What Is Cooperative Sensing?
Cooperative sensing transforms individual sensing nodes into a unified system.
Instead of operating independently, multiple base stations work together to:
- Share sensing data
- Fuse signal reflections
- Build a collective understanding of the environment
This is the core idea behind cooperative ISAC.
Rather than each node acting alone, the network collaborates.
PolyRAN: Cooperative ISAC at Network Scale
PolyRAN extends sensing from the edge to the entire radio access network.

Caption: Cooperative ISAC architecture using PolyRAN with Vodafone’s network, where distributed units and radio units enable network-wide sensing and real-time KPI analysis.
By enabling coordination between base stations, it turns the network into a distributed sensing platform capable of delivering network-wide awareness.
With PolyRAN:
- Multiple cells contribute to detection and tracking
- Signal reflections are fused across the network
- Sensing performance improves through spatial diversity
This fundamentally changes what wireless sensing can achieve.
From Local Detection to Network Awareness
The difference between non-cooperative and cooperative sensing is not incremental. It is transformational.
Non-cooperative sensing:
- Localized detection
- Independent nodes
- Limited spatial awareness
Cooperative sensing with PolyRAN:
- Network-wide coverage
- Shared intelligence
- Enhanced detection accuracy
Instead of one sensor making a decision, the network works together to interpret the environment.
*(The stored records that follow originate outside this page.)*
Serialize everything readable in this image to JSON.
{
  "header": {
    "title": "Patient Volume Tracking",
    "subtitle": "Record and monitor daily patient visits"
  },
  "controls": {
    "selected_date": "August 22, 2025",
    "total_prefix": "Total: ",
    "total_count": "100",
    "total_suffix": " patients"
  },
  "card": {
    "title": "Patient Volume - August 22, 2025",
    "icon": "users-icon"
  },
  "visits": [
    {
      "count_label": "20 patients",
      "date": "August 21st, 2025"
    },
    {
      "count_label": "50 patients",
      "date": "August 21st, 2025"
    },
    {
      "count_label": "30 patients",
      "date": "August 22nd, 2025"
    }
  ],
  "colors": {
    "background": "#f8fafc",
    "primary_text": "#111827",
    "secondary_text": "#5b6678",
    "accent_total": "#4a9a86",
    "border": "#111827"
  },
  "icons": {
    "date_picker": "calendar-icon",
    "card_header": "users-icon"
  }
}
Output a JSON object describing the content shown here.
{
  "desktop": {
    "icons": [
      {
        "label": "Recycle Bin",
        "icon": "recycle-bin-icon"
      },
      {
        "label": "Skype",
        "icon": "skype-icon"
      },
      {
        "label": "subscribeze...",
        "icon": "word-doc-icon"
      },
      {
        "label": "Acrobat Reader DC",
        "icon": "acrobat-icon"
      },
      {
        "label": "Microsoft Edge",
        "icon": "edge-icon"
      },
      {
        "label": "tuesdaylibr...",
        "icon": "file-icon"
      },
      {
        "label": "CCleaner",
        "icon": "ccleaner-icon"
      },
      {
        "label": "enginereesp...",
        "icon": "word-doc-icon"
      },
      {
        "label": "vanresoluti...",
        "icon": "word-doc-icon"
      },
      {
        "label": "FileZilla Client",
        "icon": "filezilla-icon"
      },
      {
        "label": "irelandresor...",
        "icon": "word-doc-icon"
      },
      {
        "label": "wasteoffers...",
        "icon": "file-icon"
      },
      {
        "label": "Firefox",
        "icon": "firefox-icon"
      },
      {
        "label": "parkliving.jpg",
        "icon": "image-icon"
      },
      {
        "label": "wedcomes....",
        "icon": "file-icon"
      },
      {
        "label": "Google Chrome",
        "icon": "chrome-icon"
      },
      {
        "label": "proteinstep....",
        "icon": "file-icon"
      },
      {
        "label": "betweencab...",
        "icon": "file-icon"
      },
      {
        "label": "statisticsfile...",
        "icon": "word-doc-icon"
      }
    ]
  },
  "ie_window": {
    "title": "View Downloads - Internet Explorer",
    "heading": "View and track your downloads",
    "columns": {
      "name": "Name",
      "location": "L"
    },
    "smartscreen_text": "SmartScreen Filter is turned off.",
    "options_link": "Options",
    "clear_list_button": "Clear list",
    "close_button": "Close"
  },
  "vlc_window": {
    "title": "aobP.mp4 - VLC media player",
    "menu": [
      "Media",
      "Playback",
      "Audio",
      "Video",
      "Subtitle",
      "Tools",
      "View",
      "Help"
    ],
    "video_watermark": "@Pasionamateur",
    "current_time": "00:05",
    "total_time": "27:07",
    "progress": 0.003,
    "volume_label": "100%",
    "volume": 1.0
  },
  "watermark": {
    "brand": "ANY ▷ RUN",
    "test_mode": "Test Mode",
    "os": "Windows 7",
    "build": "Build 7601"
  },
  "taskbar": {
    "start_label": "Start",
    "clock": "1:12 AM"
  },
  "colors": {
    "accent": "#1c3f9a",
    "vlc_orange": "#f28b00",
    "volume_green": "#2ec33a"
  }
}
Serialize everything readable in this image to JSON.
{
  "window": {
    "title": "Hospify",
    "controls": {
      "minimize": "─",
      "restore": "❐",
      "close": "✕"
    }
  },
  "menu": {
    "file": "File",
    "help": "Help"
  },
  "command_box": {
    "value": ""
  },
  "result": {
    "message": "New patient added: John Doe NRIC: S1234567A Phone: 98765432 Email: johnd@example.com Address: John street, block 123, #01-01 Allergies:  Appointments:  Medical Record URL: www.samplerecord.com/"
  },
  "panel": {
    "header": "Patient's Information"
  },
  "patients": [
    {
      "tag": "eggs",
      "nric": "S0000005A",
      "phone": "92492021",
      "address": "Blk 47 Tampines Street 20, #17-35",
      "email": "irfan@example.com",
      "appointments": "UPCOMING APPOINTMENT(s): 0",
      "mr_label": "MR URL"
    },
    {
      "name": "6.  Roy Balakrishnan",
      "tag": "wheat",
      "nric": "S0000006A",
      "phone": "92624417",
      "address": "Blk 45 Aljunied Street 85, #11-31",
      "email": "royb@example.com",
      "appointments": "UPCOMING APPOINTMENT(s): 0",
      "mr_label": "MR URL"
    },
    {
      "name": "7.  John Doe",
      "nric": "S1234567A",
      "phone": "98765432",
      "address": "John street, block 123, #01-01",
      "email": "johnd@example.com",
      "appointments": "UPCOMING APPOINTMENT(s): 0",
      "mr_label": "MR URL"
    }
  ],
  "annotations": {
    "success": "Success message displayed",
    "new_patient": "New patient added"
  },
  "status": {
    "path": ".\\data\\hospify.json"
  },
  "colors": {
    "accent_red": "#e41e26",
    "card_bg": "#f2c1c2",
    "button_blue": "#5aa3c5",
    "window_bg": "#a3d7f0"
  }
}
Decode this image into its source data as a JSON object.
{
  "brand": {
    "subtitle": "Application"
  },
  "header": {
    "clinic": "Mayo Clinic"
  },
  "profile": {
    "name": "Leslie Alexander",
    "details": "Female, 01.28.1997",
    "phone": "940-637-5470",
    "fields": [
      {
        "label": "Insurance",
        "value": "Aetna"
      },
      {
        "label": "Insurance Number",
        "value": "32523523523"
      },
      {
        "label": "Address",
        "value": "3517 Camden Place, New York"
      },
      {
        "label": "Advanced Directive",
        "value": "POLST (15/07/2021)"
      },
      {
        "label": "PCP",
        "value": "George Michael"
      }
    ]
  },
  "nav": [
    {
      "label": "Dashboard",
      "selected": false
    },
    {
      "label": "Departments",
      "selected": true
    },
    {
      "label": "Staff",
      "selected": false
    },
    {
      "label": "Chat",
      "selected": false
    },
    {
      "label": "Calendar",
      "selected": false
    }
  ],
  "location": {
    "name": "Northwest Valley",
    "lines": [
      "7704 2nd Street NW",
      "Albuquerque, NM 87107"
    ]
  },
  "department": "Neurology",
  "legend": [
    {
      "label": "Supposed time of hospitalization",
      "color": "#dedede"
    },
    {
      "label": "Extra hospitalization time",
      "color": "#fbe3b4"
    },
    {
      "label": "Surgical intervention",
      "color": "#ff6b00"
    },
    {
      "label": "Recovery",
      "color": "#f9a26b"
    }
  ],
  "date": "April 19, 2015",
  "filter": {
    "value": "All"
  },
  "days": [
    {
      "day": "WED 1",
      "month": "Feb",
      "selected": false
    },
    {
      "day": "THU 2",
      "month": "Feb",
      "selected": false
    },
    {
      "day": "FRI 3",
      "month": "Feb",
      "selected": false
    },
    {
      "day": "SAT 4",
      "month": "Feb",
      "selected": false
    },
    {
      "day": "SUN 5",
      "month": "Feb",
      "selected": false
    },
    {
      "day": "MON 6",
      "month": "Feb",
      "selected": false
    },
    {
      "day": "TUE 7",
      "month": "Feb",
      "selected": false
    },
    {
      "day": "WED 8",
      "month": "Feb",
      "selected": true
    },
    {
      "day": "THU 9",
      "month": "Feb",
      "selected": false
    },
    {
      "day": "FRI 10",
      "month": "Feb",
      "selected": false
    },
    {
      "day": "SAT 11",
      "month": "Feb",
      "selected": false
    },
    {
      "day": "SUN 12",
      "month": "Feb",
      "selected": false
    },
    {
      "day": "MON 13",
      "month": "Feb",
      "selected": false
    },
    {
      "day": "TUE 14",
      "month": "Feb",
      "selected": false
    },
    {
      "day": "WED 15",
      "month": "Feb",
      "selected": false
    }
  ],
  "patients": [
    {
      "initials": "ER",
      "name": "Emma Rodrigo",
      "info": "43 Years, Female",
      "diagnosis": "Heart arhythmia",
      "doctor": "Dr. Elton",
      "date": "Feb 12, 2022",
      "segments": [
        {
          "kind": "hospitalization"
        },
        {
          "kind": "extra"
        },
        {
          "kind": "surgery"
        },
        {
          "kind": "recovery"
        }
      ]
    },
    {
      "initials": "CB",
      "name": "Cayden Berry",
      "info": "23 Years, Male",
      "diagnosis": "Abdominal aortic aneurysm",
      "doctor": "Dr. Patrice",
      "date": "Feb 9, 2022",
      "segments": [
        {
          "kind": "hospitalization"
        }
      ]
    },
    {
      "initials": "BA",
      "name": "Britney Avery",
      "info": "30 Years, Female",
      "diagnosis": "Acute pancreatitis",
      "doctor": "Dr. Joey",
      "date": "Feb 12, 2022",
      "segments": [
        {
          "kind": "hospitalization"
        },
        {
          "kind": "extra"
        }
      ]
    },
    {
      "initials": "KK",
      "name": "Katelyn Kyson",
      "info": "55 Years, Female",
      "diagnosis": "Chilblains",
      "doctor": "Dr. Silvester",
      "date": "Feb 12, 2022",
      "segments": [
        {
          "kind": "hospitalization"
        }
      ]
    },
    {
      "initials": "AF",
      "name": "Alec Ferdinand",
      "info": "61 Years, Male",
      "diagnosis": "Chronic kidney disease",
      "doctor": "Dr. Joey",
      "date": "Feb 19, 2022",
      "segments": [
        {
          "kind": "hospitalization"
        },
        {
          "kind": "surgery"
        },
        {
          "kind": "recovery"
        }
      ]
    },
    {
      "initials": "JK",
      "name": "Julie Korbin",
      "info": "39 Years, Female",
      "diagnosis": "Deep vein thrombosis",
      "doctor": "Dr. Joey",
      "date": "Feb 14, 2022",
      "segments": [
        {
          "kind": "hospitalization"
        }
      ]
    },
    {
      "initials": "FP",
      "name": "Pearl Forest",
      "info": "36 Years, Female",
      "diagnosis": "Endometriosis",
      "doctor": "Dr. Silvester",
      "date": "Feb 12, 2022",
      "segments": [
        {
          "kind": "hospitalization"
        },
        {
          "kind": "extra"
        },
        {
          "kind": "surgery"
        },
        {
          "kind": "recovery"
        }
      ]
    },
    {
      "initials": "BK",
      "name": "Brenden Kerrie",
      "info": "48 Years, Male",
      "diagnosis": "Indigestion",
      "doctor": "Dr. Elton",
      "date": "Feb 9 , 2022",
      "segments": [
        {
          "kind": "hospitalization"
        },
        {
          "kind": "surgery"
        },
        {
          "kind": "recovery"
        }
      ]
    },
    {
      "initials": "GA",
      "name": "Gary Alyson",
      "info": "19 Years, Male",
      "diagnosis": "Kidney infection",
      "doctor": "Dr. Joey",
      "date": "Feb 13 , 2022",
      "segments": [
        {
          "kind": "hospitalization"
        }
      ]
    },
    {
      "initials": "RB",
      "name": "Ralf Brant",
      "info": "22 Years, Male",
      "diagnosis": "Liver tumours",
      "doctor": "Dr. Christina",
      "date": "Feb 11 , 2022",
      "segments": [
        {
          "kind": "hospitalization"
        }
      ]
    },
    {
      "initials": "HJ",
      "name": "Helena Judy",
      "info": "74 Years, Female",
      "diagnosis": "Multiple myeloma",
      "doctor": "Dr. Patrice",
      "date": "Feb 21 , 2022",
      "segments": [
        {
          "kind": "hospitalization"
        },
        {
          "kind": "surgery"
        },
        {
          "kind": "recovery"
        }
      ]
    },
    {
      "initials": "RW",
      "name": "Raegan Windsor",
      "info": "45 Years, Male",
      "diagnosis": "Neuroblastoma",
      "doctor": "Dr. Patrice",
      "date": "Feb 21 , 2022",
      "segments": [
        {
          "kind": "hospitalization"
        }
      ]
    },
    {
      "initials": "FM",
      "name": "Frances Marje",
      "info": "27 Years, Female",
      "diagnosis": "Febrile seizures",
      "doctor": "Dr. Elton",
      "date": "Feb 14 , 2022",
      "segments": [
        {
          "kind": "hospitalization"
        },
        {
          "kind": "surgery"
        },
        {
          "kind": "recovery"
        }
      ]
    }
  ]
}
Why Cooperative Sensing Matters
1. Network-Wide Coverage
Cooperative sensing expands detection from a single node to the entire network footprint.
This enables:
- Large-scale drone detection systems
- Persistent monitoring across wide geographic areas
- Scalable wireless sensing infrastructure
2. Improved Detection of RF-Silent Targets
By combining observations from multiple base stations, cooperative systems can detect objects that may be invisible to a single node.
This is especially important for:
- RF drone detection
- Autonomous systems with no active emissions
- Low-signature aerial threats
3. Increased Accuracy Through Sensor Fusion
When multiple nodes observe the same object from different perspectives, accuracy improves.
This leads to:
- Better localization of targets
- More reliable tracking
- Reduced false positives
4. Alignment with the Future of Wireless Networks
Cooperative sensing aligns with the evolution toward:
- 6G networks
- Open and programmable RAN architectures
- Distributed intelligence across the network
Sensing becomes a native capability of the infrastructure, not an add-on.
Real-World Applications
The shift to cooperative ISAC unlocks a wide range of applications.
Defense and Security
- Counter drone systems for contested environments
- Persistent UAS detection across large areas
- Airspace and perimeter monitoring
Smart Infrastructure
- Traffic flow analysis
- Crowd density monitoring
- Urban planning and smart city optimization
Critical Environments
- Airport and airspace security
- Border monitoring
- Large-scale event protection
These applications all benefit from moving beyond isolated sensing toward coordinated, network-level awareness.
From Edge Sensing to Network Intelligence
The evolution of ISAC can be understood in two stages.
Stage 1: Non-Cooperative Sensing
- Passive
- Edge-based
- Rapid deployment
Stage 2: Cooperative Sensing
- Coordinated
- Network-integrated
- Scalable
PolyRAN represents the transition to this second stage.
It enables the network to function as a unified sensing system rather than a collection of independent sensors.
The Future of ISAC
Wireless networks are evolving beyond communication.
They are becoming:
- Distributed sensing platforms
- Sources of real-time environmental intelligence
- Foundational infrastructure for security and situational awareness
The move from non-cooperative to cooperative sensing is a key step in that evolution.
Final Thoughts
Non-cooperative sensing proved that wireless networks can detect and interpret the world around them.
Cooperative sensing shows how far that capability can scale.
With PolyRAN, sensing is no longer limited to individual nodes. It becomes a shared, network-wide capability.
From isolated detection to coordinated awareness, this is the next phase of integrated sensing and communications.